Eduard Fuchs, redactor y editor también de otras revistas satíricas como Leipziger Volkszeitung, fue otro de los primeros colaboradores de Simplicissimus, un encendido articulista que venía de pasar diversas temporadas entre rejas por llamar al Káiser “asesino de masas”, socialista radical, pacifista, antiguo librero y doctor en leyes, a él le debemos también algunas espléndidas caricaturas e ilustraciones, éstas muy influidas por Toulouse-Lautrec.
Pero resulta interesante que en la redacción de Simplicissimus y en una fecha tan temprana como esta pueda ya advertirse la deriva esquizofrénica que tomaría Alemania años más tarde: el editor Ludwig Thoma, dramaturgo provocador y progresista, con fama de mujeriego y adicto a los cabarets, pasaría de denunciar las políticas de Káiser y el doble rasero de la burguesía de Múnich, a escribir artículos de tufo antisemita en periódicos de derecha como la Miesbacher Anzeiger, como paso previo a su acercamiento al NSDP de Hitler que, no en vano, nació como un pequeño partido bávaro.
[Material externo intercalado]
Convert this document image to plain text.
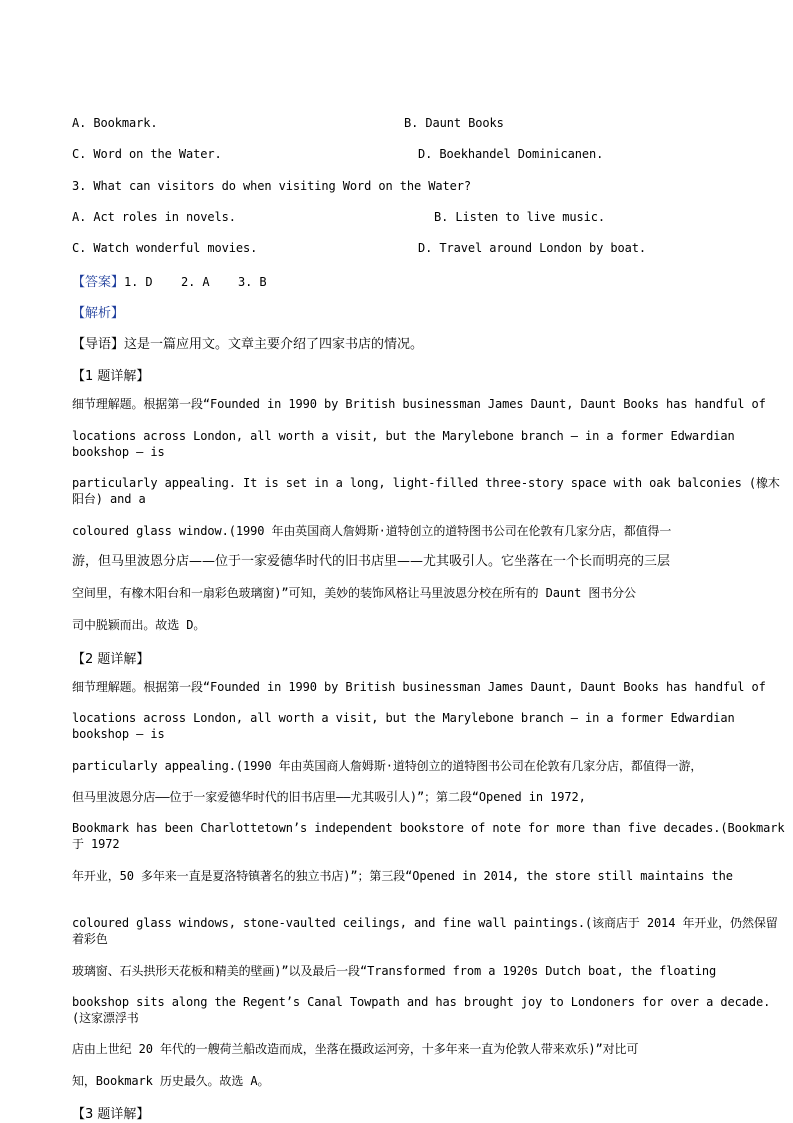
A. Bookmark.	B. Daunt Books
C. Word on the Water.	D. Boekhandel Dominicanen.
3. What can visitors do when visiting Word on the Water?
A. Act roles in novels.	B. Listen to live music.
C. Watch wonderful movies.	D. Travel around London by boat.
【答案】1. D    2. A    3. B
【解析】
【导语】这是一篇应用文。文章主要介绍了四家书店的情况。
【1 题详解】
细节理解题。根据第一段“Founded in 1990 by British businessman James Daunt, Daunt Books has handful of
locations across London, all worth a visit, but the Marylebone branch — in a former Edwardian bookshop — is
particularly appealing. It is set in a long, light-filled three-story space with oak balconies (橡木阳台) and a
coloured glass window.(1990 年由英国商人詹姆斯·道特创立的道特图书公司在伦敦有几家分店，都值得一
游，但马里波恩分店——位于一家爱德华时代的旧书店里——尤其吸引人。它坐落在一个长而明亮的三层
空间里，有橡木阳台和一扇彩色玻璃窗)”可知，美妙的装饰风格让马里波恩分校在所有的 Daunt 图书分公
司中脱颖而出。故选 D。
【2 题详解】
细节理解题。根据第一段“Founded in 1990 by British businessman James Daunt, Daunt Books has handful of
locations across London, all worth a visit, but the Marylebone branch — in a former Edwardian bookshop — is
particularly appealing.(1990 年由英国商人詹姆斯·道特创立的道特图书公司在伦敦有几家分店，都值得一游，
但马里波恩分店——位于一家爱德华时代的旧书店里——尤其吸引人)”；第二段“Opened in 1972,
Bookmark has been Charlottetown’s independent bookstore of note for more than five decades.(Bookmark 于 1972
年开业，50 多年来一直是夏洛特镇著名的独立书店)”；第三段“Opened in 2014, the store still maintains the
coloured glass windows, stone-vaulted ceilings, and fine wall paintings.(该商店于 2014 年开业，仍然保留着彩色
玻璃窗、石头拱形天花板和精美的壁画)”以及最后一段“Transformed from a 1920s Dutch boat, the floating
bookshop sits along the Regent’s Canal Towpath and has brought joy to Londoners for over a decade.(这家漂浮书
店由上世纪 20 年代的一艘荷兰船改造而成，坐落在摄政运河旁，十多年来一直为伦敦人带来欢乐)”对比可
知，Bookmark 历史最久。故选 A。
【3 题详解】
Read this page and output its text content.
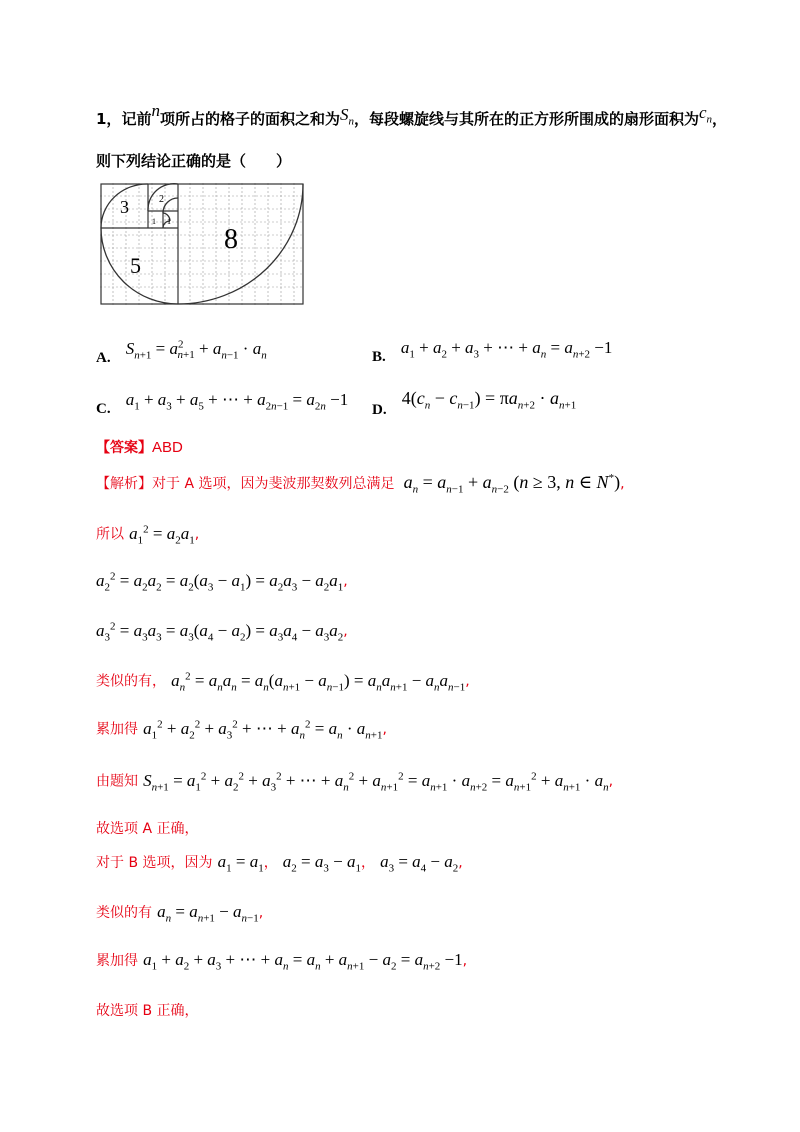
1，记前n项所占的格子的面积之和为$S_n$，每段螺旋线与其所在的正方形所围成的扇形面积为$c_n$，
则下列结论正确的是（　　）
3	2
1 1
5
8
A. $S_{n+1} = a^2_{n+1} + a_{n-1} \cdot a_n$	B. $a_1 + a_2 + a_3$ + ⋯ + $a_n = a_{n+2} -1$
C. $a_1 + a_3 + a_5$ + ⋯ + $a_{2n-1} = a_{2n} -1$
D. $4(c_n - c_{n-1}) = \pi a_{n+2} \cdot a_{n+1}$
【答案】ABD
【解析】对于 A 选项，因为斐波那契数列总满足 $a_n = a_{n-1} + a_{n-2}$ (n ≥ 3, n ∈ N*),
所以 $a_1^2 = a_2a_1$,
$a_2^2 = a_2a_2 = a_2(a_3 - a_1) = a_2a_3 - a_2a_1$,
$a_3^2 = a_3a_3 = a_3(a_4 - a_2) = a_3a_4 - a_3a_2$,
类似的有， $a_n^2 = a_na_n = a_n(a_{n+1} - a_{n-1}) = a_na_{n+1} - a_na_{n-1}$,
累加得 $a_1^2 + a_2^2 + a_3^2$ + ⋯ + $a_n^2 = a_n \cdot a_{n+1}$,
由题知 $S_{n+1} = a_1^2 + a_2^2 + a_3^2$ + ⋯ + $a_n^2 + a_{n+1}^2 = a_{n+1} \cdot a_{n+2} = a_{n+1}^2 + a_{n+1} \cdot a_n$,
故选项 A 正确，
对于 B 选项，因为 $a_1 = a_1$， $a_2 = a_3 - a_1$， $a_3 = a_4 - a_2$,
类似的有 $a_n = a_{n+1} - a_{n-1}$,
累加得 $a_1 + a_2 + a_3$ + ⋯ + $a_n = a_n + a_{n+1} - a_2 = a_{n+2} -1$,
故选项 B 正确，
No obstante, con la incorporación de nuevos ilustradores como el noruego Olaf Gulbransson, Rudolf Wilke o Edward Thony, y la colaboración de plumas ilustres (Thomas y Heinrich Mann, Rainer Maria Rilke, Gustav Meyrink) Simplicissimus continuó poniendo a prueba el sentido del humor de sus lectores, en su estilizada línea habitual que era marca de la casa pero sin hacer oídos sordos a la evolución de las artes gráficas, ahora con el epicentro desplazado a Berlín (parece claro que la revista había nacido con vocación artística y no política, en la estela de otra famosa publicación radicada en Múnich, JUGEND, que se convertiría con el tiempo en paradigma de la belle époque alemana).
Muy crítica con la ola de patriotismo que condujo al país a la Primera Guerra Mundial, Simplicissimus acabó claudicando una vez iniciado el conflicto, demasiado consciente quizá del alud de embustes que en el extranjero señalaba a los alemanes como únicos culpables. En reacción típicamente germana, Ludwig Thoma reunió en 1914 a sus compañeros y les propuso disolver la revista: “no hay lugar para la sátira si esta se opone a los intereses de Alemania”. Heine y el resto discreparon y optaron por intentar mantenerse a flote en medio de un mar embravecido, constituidos ya como una suerte de sociedad limitada.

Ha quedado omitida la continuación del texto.